His pixie eyes crinkled. "You took the first salary package we offered you," he said. "Young fellow with your credentials, your track record, you could have negotiated for a good bit more."

I shrugged. "The opportunity interested me."

"Maybe, but it tells me you were eager to get the hell out of there."

This was making me nervous, and anyway, I knew Goddard would want me to be discreet. "Trion's more my kind of place, I think."

"You getting the opportunity you hoped for?"


"Paul, my CFO, mentioned to me your intervention on GoldDust. You've obviously got sources."

"I stay in touch with friends."

"Adam, I like your idea for retooling the Maestro, but I worry about the ramp-up time of adding the secure encryption protocol. The Pentagon's going to want working prototypes yesterday."

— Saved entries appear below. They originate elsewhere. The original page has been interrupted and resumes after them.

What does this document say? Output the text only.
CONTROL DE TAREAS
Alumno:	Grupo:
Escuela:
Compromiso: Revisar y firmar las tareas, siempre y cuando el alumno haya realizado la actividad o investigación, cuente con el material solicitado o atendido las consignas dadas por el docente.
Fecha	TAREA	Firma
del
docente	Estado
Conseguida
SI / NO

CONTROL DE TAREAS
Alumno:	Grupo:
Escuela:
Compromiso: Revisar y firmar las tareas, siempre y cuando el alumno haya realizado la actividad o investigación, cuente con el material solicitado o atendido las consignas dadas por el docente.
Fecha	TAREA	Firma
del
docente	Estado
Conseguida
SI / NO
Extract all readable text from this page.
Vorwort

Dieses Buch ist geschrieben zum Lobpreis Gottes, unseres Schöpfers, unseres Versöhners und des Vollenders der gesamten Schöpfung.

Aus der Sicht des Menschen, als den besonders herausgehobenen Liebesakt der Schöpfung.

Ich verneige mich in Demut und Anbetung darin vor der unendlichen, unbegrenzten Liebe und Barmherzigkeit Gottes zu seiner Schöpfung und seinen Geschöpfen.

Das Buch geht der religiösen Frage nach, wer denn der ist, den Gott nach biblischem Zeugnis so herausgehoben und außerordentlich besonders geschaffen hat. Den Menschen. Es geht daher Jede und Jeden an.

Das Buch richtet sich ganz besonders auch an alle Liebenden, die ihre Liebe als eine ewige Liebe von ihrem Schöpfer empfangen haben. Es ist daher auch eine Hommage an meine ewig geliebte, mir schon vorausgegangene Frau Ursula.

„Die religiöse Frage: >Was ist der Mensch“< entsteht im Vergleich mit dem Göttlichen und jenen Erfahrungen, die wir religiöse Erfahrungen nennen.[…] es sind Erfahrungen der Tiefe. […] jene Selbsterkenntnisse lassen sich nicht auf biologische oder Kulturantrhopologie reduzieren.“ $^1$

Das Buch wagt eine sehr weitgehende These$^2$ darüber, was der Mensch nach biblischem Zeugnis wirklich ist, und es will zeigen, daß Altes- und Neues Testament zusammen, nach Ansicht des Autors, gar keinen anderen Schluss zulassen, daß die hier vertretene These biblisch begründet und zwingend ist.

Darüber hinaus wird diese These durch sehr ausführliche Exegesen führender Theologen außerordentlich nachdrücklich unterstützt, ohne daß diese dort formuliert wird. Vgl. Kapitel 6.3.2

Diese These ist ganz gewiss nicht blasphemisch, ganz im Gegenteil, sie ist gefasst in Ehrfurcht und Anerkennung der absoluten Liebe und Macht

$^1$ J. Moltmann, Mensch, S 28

"Not a problem," I said. The details were still fresh in my head like I'd crammed for an organic chemistry final. "Kasten Chase has already developed the RASP secure access data security protocol. They've got their Fortezza Crypto Card, Palladium Secure Modem—the hardware and software solutions have already been developed. It might add two months to incorporate into the Maestro. Long before we're awarded the contract, we'd be good to go."

Goddard shook his head, looked befuddled. "The whole goddamned market has changed. Everything is e-this and i-that, and all the technology's converging. It's the age of all-in-one. Consumers don't want a TV and a VCR and a fax and computer and stereo and phone and you-name-it." He looked at me out of the corner of his eye. He was obviously floating the idea to see what I thought. "Convergence is the future. Don't you think?"

I looked skeptical, took a deep breath and said, "The long answer is ... No."